3年になり、就職活動が始まった。就職も東京で、と考えていた僕だったけど、ふと、ほんの出来心で、この町での就職口を検索してしまった僕は、今の勤務先である、科学館でのキュレーターの仕事を見つけた。そこには、確かに〝プラネタリウム〝の文字があった。あと、とても有り難いことに〝資格不要。初心者歓迎〝の文言も。
すぐに応募の電話をかけた次の日、僕は本屋に並んでいる星に関する本を全て買って、そのまま彼女の病室へと赴き、告げた。
「これ、お土産。
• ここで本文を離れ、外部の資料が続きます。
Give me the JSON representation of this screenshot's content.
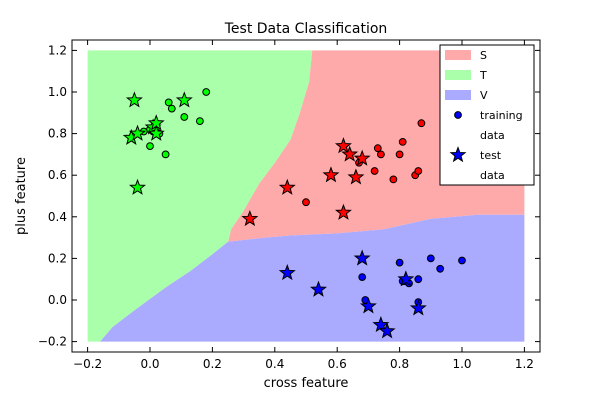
{
  "chart_data": {
    "type": "scatter",
    "title": "Test Data Classification",
    "xlabel": "cross feature",
    "ylabel": "plus feature",
    "xlim": [
      -0.25,
      1.25
    ],
    "ylim": [
      -0.25,
      1.25
    ],
    "xticks": [
      -0.2,
      0.0,
      0.2,
      0.4,
      0.6,
      0.8,
      1.0,
      1.2
    ],
    "yticks": [
      -0.2,
      0.0,
      0.2,
      0.4,
      0.6,
      0.8,
      1.0,
      1.2
    ],
    "xtick_labels": [
      "−0.2",
      "0.0",
      "0.2",
      "0.4",
      "0.6",
      "0.8",
      "1.0",
      "1.2"
    ],
    "ytick_labels": [
      "−0.2",
      "0.0",
      "0.2",
      "0.4",
      "0.6",
      "0.8",
      "1.0",
      "1.2"
    ],
    "grid": false,
    "legend_position": "top-right",
    "decision_regions": [
      {
        "name": "S",
        "color": "#ffaaaa",
        "polygon": [
          [
            0.52,
            1.2
          ],
          [
            1.2,
            1.2
          ],
          [
            1.2,
            0.41
          ],
          [
            1.05,
            0.41
          ],
          [
            0.9,
            0.39
          ],
          [
            0.75,
            0.34
          ],
          [
            0.6,
            0.32
          ],
          [
            0.45,
            0.31
          ],
          [
            0.37,
            0.3
          ],
          [
            0.25,
            0.28
          ],
          [
            0.26,
            0.34
          ],
          [
            0.3,
            0.43
          ],
          [
            0.35,
            0.56
          ],
          [
            0.4,
            0.66
          ],
          [
            0.45,
            0.77
          ],
          [
            0.48,
            0.9
          ],
          [
            0.51,
            1.05
          ]
        ]
      },
      {
        "name": "T",
        "color": "#aaffaa",
        "polygon": [
          [
            -0.2,
            1.2
          ],
          [
            0.52,
            1.2
          ],
          [
            0.51,
            1.05
          ],
          [
            0.48,
            0.9
          ],
          [
            0.45,
            0.77
          ],
          [
            0.4,
            0.66
          ],
          [
            0.35,
            0.56
          ],
          [
            0.3,
            0.43
          ],
          [
            0.26,
            0.34
          ],
          [
            0.25,
            0.28
          ],
          [
            0.2,
            0.22
          ],
          [
            0.13,
            0.14
          ],
          [
            0.05,
            0.06
          ],
          [
            -0.05,
            -0.05
          ],
          [
            -0.12,
            -0.13
          ],
          [
            -0.16,
            -0.2
          ],
          [
            -0.2,
            -0.2
          ]
        ]
      },
      {
        "name": "V",
        "color": "#aaaaff",
        "polygon": [
          [
            -0.16,
            -0.2
          ],
          [
            -0.12,
            -0.13
          ],
          [
            -0.05,
            -0.05
          ],
          [
            0.05,
            0.06
          ],
          [
            0.13,
            0.14
          ],
          [
            0.2,
            0.22
          ],
          [
            0.25,
            0.28
          ],
          [
            0.37,
            0.3
          ],
          [
            0.45,
            0.31
          ],
          [
            0.6,
            0.32
          ],
          [
            0.75,
            0.34
          ],
          [
            0.9,
            0.39
          ],
          [
            1.05,
            0.41
          ],
          [
            1.2,
            0.41
          ],
          [
            1.2,
            -0.2
          ]
        ]
      }
    ],
    "series": [
      {
        "class": "T",
        "kind": "training",
        "color": "#00ff00",
        "points": [
          [
            0.0,
            0.82
          ],
          [
            0.01,
            0.81
          ],
          [
            0.02,
            0.83
          ],
          [
            0.03,
            0.8
          ],
          [
            0.06,
            0.95
          ],
          [
            0.07,
            0.92
          ],
          [
            0.11,
            0.88
          ],
          [
            0.16,
            0.86
          ],
          [
            0.18,
            1.0
          ],
          [
            0.05,
            0.7
          ],
          [
            0.0,
            0.74
          ],
          [
            -0.02,
            0.81
          ]
        ]
      },
      {
        "class": "S",
        "kind": "training",
        "color": "#ff0000",
        "points": [
          [
            0.5,
            0.47
          ],
          [
            0.67,
            0.66
          ],
          [
            0.72,
            0.62
          ],
          [
            0.73,
            0.73
          ],
          [
            0.74,
            0.7
          ],
          [
            0.78,
            0.58
          ],
          [
            0.8,
            0.7
          ],
          [
            0.81,
            0.76
          ],
          [
            0.85,
            0.6
          ],
          [
            0.86,
            0.62
          ],
          [
            0.87,
            0.85
          ]
        ]
      },
      {
        "class": "V",
        "kind": "training",
        "color": "#0000ff",
        "points": [
          [
            0.68,
            0.11
          ],
          [
            0.69,
            0.0
          ],
          [
            0.7,
            -0.03
          ],
          [
            0.8,
            0.18
          ],
          [
            0.81,
            0.09
          ],
          [
            0.82,
            0.09
          ],
          [
            0.83,
            0.08
          ],
          [
            0.86,
            0.1
          ],
          [
            0.86,
            -0.01
          ],
          [
            0.9,
            0.2
          ],
          [
            0.93,
            0.15
          ],
          [
            1.0,
            0.19
          ]
        ]
      },
      {
        "class": "T",
        "kind": "test",
        "color": "#00ff00",
        "points": [
          [
            -0.05,
            0.96
          ],
          [
            -0.06,
            0.78
          ],
          [
            -0.04,
            0.8
          ],
          [
            -0.04,
            0.54
          ],
          [
            0.01,
            0.83
          ],
          [
            0.02,
            0.85
          ],
          [
            0.02,
            0.8
          ],
          [
            0.11,
            0.96
          ]
        ]
      },
      {
        "class": "S",
        "kind": "test",
        "color": "#ff0000",
        "points": [
          [
            0.32,
            0.39
          ],
          [
            0.44,
            0.54
          ],
          [
            0.58,
            0.6
          ],
          [
            0.62,
            0.74
          ],
          [
            0.62,
            0.42
          ],
          [
            0.64,
            0.7
          ],
          [
            0.66,
            0.59
          ],
          [
            0.68,
            0.68
          ]
        ]
      },
      {
        "class": "V",
        "kind": "test",
        "color": "#0000ff",
        "points": [
          [
            0.44,
            0.13
          ],
          [
            0.54,
            0.05
          ],
          [
            0.68,
            0.2
          ],
          [
            0.7,
            -0.03
          ],
          [
            0.74,
            -0.12
          ],
          [
            0.76,
            -0.15
          ],
          [
            0.82,
            0.1
          ],
          [
            0.86,
            -0.04
          ]
        ]
      }
    ],
    "legend": [
      {
        "label": "S",
        "kind": "patch",
        "color": "#ffaaaa"
      },
      {
        "label": "T",
        "kind": "patch",
        "color": "#aaffaa"
      },
      {
        "label": "V",
        "kind": "patch",
        "color": "#aaaaff"
      },
      {
        "label": "training",
        "label2": "data",
        "kind": "circle",
        "color": "#0000ff"
      },
      {
        "label": "test",
        "label2": "data",
        "kind": "star",
        "color": "#0000ff"
      }
    ]
  }
}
あと、僕に星について詳しく教えてくれない?」
あ、ちょっと借りていくね、と言って、彼女の手から初心者向けの本を何冊か抜き取った僕を、彼女は面白いくらいポカンとした顔で見ていた。
それ以来、僕は新しい星関連の本を手に入れる度に彼女の元を訪れ、星についてたくさんのことを教えてもらっている。
そして、今の僕の計画は、こうだ。
彼女が元気になる。退院する。僕は暫く仕事に休みをもらう。彼女と一緒にオーストラリア(と、ニュージーランド)に行く。帰ってきたら、僕は仕事を辞める。その時に、後任に彼女を推薦することを忘れない。彼女が今の僕のポジションで働く。以上。オッケー完璧。
「簡単に言うよね……」
彼女が僕の計画について心底呆れたように言った。「まずその第一段階の『元気になる』が大変なんだけど」
「そこさえクリアしちゃえば、あとは準備万端だし楽勝だから。さあ、頑張って!」
「いやいやいやそんな簡単に頑張れたら苦労しないんだって」
やいのやいのと言い合っている内に、彼女の夕食の時間となった。お昼過ぎに来てから、あっという間に時間が経っていた。いつも、この夕食のタイミングでお暇しているので、いつものように立ち上がる。外が真っ暗になっていたので、「カーテン閉めようか?」と聞くと、「いや、いいよ」と彼女は首を振った。「今日は星が綺麗だから、少し眺める」
「そう。じゃあ、また」と言って、部屋を出ようとすると、「……ミナセ君」と声をかけられる。
「私、プラネタリウムで働くとか、オーストラリアに行くことの他にも、夢があって」
それを聞いた僕は、分かりやすく目を輝かせていたと思う。
「自分で新しい星を見つけて、それに名前を付けるのが夢だったんだよね。あのさ、ミナセ君」
彼女は、なんだか少し申し訳なさそうに言った。
「よく、人は死んだら星になるって言うじゃない? もし、私が死んだら、私を探して、名前を付けてほしい」
「……何それ」
声に怒気が孕むのを、止めることが出来なかった。彼女がやりたいだろうことを、たくさん提案しても、なかなか乗り気になってくれなかった。そんな中、やっとやりたいことがあると言ってくれて、本当に嬉しかったのに、その内容が、これって。
「あ、でも、今私達が見ている星の光って、何十年も前の光だったりするんだよね。だから、ミナセ君がわたしを見つけられるようになるのは、お爺ちゃんになってからかも。なるべく地球に近い星になるようにするからさ、もしも私のことを覚えてたら、」
「夕飯、冷める前に早く食べなよ。続きは今度聞くから」
彼女の言葉を遮って、僕は足早に病室を後にした。彼女の顔を見ないように、下を向いているように気を付けた。
病院を出ると、相変わらず冷たい夜気が顔を叩いた。駐輪場へと足早に歩きながら、星空を思いきり睨み付けた。先輩の〝愛〝はいつでも星空に向いていて、僕の方には向く気配がない。そのことにとても腹立たしく思えた。自分でも馬鹿げていると思うが、僕は、嫉妬しているのだろうか。
「〝愛〝は、そもそも見返りを求めるものではない」
昨日の、自分の言葉を口の中で繰り返す。
でも、あまりにも一方通行過ぎて、やるせなかった。
僕と彼女の間に、愛と呼べる夜が来るのか、今はまだ、僕にも自信がなかった。